Ramesh, a music lover was aware that the students of the city were dying to see the Rock Band, “Spark” perform in Mumbai.
So, he approached his friend, Rohan, a seasoned businessman with the idea of hosting such an event. Rohan also felt that the idea was good and thought he could make a killing out of this.
He decided to market the event. When he realized that the cost of marketing such an event was huge, he started getting cold feet.
He started to think, “What if he did not get a full house? What if it started raining on the day of the event?” He knew that only a packed house would become “news” that would help his reputation.
Sensing that indecisiveness was finding its way into Rohan’s mind, Ramesh went on an overdrive to ensure that Rohan does not back out.

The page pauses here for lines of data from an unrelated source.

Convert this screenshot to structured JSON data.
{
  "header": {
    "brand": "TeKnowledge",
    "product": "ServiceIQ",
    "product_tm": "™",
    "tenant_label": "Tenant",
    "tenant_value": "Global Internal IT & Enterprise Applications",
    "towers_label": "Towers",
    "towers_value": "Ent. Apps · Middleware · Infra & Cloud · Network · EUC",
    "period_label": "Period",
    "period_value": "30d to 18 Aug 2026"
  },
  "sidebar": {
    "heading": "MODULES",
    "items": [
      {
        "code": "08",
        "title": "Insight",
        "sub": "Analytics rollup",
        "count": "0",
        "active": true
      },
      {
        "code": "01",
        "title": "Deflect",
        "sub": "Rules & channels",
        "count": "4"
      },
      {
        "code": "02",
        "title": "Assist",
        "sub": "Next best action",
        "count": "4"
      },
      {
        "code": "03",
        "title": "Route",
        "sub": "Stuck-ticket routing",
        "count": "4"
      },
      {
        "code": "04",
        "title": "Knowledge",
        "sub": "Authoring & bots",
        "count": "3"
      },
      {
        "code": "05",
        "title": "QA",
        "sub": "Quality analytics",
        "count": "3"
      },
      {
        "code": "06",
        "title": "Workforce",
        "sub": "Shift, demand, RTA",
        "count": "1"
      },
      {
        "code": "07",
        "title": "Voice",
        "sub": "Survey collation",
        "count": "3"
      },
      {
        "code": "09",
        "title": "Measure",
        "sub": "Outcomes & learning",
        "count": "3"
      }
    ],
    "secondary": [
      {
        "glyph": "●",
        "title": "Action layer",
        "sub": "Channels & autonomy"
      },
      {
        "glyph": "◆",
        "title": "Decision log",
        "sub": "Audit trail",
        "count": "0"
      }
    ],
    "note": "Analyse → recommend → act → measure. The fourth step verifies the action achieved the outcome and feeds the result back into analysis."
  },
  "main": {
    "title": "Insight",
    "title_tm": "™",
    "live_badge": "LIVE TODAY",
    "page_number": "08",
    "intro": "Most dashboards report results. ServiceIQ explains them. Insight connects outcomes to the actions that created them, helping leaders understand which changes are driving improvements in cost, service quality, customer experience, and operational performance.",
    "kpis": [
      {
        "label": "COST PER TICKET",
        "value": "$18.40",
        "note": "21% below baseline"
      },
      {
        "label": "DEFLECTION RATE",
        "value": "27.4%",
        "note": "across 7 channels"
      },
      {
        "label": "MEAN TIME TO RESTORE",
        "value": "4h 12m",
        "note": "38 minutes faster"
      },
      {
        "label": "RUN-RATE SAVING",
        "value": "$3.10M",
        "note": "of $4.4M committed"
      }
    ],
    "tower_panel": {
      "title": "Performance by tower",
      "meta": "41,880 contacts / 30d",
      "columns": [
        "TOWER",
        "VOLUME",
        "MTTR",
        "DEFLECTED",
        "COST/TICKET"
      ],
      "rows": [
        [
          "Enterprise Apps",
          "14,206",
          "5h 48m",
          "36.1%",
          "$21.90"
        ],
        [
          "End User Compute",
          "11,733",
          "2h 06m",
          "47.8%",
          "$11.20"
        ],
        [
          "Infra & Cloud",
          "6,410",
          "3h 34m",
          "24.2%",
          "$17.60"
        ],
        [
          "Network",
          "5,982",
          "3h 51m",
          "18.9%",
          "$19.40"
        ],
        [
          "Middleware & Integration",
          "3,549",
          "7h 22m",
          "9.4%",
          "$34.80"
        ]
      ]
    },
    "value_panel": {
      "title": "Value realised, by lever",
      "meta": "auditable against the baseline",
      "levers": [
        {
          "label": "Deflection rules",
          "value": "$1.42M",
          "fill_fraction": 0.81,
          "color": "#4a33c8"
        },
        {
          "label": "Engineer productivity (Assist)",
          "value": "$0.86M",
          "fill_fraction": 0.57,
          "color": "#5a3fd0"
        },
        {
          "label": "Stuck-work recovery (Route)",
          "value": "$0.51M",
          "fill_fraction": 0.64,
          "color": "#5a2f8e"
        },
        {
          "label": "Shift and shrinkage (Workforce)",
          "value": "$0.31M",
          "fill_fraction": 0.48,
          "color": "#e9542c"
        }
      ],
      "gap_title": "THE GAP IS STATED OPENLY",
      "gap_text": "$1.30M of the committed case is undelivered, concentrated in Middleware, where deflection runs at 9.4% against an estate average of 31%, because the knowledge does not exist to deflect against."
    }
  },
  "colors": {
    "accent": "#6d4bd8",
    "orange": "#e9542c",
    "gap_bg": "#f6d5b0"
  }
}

Ramesh was convinced about the success of the idea.
He walked up to Rohan and proposed that he would buy the unsold tickets, if there would be any.
That assurance was good enough for Rohan to make his decision to go all out and invest the money in creating and marketing the event.
This assurance of purchasing the unsold tickets is similar to what is popularly known as “Underwriting”.
Underwriting is the process through which an individual or institution takes on financial risk. The risk generally covers insurance, loans, and investments.
When a company is trying to raise money from the market by issuing shares. The underwriter is the person who helps the promoter in marketing the issue so that it either gets oversubscribed or 100% subscribed. Underwriting ensures that a company filing for an IPO will raise the capital needed and provide the underwriters with a premium or profit for their services.